Néanmoins, cette professionnalisation du secteur a comme conséquence de l’apparenter davantage à un business. Avec le nombre grandissant d’associations qui existent, la démocratisation et la capitalisation de l’activité, des dérives apparaissent. Des associations proposent de construire des pompes à eau dans des villages qui n’ont pas d’accès sûr et sécurisé à celles-ci. Mais les études préalables pour garantir l’efficacité des infrastructures dans le temps ne sont pas faites, et on se retrouve avec des champs de pompes qui ne fonctionnent plus après quelques mois d’utilisation.
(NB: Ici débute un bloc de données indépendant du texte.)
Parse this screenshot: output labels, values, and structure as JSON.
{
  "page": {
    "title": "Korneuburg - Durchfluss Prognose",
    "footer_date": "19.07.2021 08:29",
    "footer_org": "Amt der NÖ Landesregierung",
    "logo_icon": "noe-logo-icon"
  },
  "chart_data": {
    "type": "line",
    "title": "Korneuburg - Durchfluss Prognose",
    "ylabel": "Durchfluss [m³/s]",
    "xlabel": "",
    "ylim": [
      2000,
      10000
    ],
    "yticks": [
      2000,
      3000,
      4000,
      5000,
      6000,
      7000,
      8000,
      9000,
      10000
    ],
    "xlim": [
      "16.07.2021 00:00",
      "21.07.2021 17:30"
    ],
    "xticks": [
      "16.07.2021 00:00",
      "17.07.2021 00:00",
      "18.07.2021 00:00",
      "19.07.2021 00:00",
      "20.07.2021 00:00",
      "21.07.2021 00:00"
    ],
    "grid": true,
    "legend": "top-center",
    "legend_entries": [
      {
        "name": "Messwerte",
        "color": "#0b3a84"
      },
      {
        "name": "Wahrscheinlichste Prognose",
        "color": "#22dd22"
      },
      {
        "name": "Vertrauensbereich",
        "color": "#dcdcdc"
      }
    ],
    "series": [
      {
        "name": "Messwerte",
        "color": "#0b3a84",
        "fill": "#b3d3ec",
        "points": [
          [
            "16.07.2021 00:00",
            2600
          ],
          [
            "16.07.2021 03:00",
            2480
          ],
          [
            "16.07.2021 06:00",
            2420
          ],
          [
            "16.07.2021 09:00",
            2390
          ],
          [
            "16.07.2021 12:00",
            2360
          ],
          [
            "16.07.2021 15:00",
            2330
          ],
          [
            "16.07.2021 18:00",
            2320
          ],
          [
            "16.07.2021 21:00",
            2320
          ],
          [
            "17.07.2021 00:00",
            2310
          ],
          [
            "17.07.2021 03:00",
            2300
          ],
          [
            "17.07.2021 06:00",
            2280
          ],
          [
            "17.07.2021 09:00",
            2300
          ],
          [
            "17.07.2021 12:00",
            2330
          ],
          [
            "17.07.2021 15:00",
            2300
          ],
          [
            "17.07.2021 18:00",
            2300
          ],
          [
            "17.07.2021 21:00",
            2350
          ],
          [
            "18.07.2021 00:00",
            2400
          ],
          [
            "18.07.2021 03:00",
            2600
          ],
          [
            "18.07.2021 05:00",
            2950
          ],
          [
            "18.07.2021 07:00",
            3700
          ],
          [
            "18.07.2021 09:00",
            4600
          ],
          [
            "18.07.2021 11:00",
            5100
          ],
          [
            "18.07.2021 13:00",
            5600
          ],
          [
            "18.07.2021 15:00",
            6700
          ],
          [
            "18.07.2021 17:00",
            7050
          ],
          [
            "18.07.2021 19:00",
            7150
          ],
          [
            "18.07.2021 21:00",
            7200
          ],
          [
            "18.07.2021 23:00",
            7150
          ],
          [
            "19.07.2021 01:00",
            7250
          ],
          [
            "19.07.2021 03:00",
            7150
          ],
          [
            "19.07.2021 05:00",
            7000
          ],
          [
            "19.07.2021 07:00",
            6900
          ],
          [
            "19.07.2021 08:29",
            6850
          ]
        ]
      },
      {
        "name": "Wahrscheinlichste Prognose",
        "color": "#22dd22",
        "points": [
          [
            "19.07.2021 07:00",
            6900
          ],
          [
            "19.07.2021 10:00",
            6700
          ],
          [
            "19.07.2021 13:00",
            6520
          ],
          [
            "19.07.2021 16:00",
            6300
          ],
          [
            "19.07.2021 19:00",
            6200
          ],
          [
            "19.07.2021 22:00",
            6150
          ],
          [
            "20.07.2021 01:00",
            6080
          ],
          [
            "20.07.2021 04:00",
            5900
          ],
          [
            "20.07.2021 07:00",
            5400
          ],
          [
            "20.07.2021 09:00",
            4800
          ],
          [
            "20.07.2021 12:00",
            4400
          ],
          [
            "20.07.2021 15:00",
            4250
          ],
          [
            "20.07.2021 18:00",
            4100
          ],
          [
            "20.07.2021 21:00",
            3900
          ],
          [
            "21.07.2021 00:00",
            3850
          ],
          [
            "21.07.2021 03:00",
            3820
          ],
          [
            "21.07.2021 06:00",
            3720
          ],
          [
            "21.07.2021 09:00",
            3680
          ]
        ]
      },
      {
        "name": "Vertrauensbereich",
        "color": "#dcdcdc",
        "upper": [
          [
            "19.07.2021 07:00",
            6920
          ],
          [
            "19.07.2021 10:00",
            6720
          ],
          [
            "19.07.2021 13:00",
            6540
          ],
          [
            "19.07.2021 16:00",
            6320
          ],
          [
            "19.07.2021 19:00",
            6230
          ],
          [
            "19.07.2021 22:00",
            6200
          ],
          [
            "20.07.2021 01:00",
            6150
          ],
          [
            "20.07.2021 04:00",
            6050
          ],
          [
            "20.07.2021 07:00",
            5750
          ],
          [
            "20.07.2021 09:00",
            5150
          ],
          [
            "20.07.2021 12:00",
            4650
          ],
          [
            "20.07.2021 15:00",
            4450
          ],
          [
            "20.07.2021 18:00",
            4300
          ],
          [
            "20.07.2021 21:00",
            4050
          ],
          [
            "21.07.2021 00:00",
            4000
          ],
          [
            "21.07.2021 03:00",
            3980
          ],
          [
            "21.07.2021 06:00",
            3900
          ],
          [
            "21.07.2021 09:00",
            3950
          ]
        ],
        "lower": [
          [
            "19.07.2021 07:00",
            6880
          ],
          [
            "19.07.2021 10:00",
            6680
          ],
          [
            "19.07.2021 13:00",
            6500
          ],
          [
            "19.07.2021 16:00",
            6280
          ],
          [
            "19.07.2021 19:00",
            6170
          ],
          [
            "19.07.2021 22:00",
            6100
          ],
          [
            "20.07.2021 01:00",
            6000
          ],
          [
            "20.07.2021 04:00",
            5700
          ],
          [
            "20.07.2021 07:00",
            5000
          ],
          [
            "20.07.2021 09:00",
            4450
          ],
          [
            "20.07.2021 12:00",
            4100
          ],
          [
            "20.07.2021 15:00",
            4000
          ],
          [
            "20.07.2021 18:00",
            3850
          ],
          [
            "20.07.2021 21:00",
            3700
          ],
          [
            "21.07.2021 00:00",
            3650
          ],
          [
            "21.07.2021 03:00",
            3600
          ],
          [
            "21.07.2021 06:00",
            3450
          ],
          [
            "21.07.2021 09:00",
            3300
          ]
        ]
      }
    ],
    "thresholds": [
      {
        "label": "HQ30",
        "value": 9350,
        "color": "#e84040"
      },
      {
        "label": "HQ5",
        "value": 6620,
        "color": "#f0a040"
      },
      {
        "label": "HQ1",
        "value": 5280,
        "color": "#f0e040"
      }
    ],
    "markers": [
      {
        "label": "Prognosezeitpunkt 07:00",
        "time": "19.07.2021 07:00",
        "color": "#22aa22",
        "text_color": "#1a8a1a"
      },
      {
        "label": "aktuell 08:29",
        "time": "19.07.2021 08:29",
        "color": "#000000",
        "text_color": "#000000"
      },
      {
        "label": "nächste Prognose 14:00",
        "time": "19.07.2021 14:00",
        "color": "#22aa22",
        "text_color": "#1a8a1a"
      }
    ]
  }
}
De la même manière, l’intérêt grandissant des jeunes pour les parcours ONG à l’étranger a créé un business du voyage à impact, où souvent la nécessité d’envoyer ses recrues sur le terrain prend le dessus sur les besoins réels de main d’œuvre et savoir-faire sur place.
Quel futur pour les ONG ?
Nous voici donc à un tournant pour le monde associatif. Le développement actuel des ONG est aussi une conséquence des politiques que l’on observe à l’échelle nationale. Face à un recul des gouvernements sur les questions sociétales, les associations viennent pallier les lacunes de l’État dans un contexte qui penche de plus en plus vers le conservatisme. À l’heure où les ONG sont écoutées et soutenues par un grand nombre de personnes, elles ont l’opportunité de faire la différence. Dans une société en mouvement, où les impératifs climatiques et sociétaux nous obligent à repenser notre manière de vivre, les ONG et associations sont de formidables acteurs pour construire le monde de demain ; un monde plus juste et inclusif. Mais pour cela, ces structures vont devoir s’affirmer davantage auprès des organes de décisions tout en consolidant leurs structures.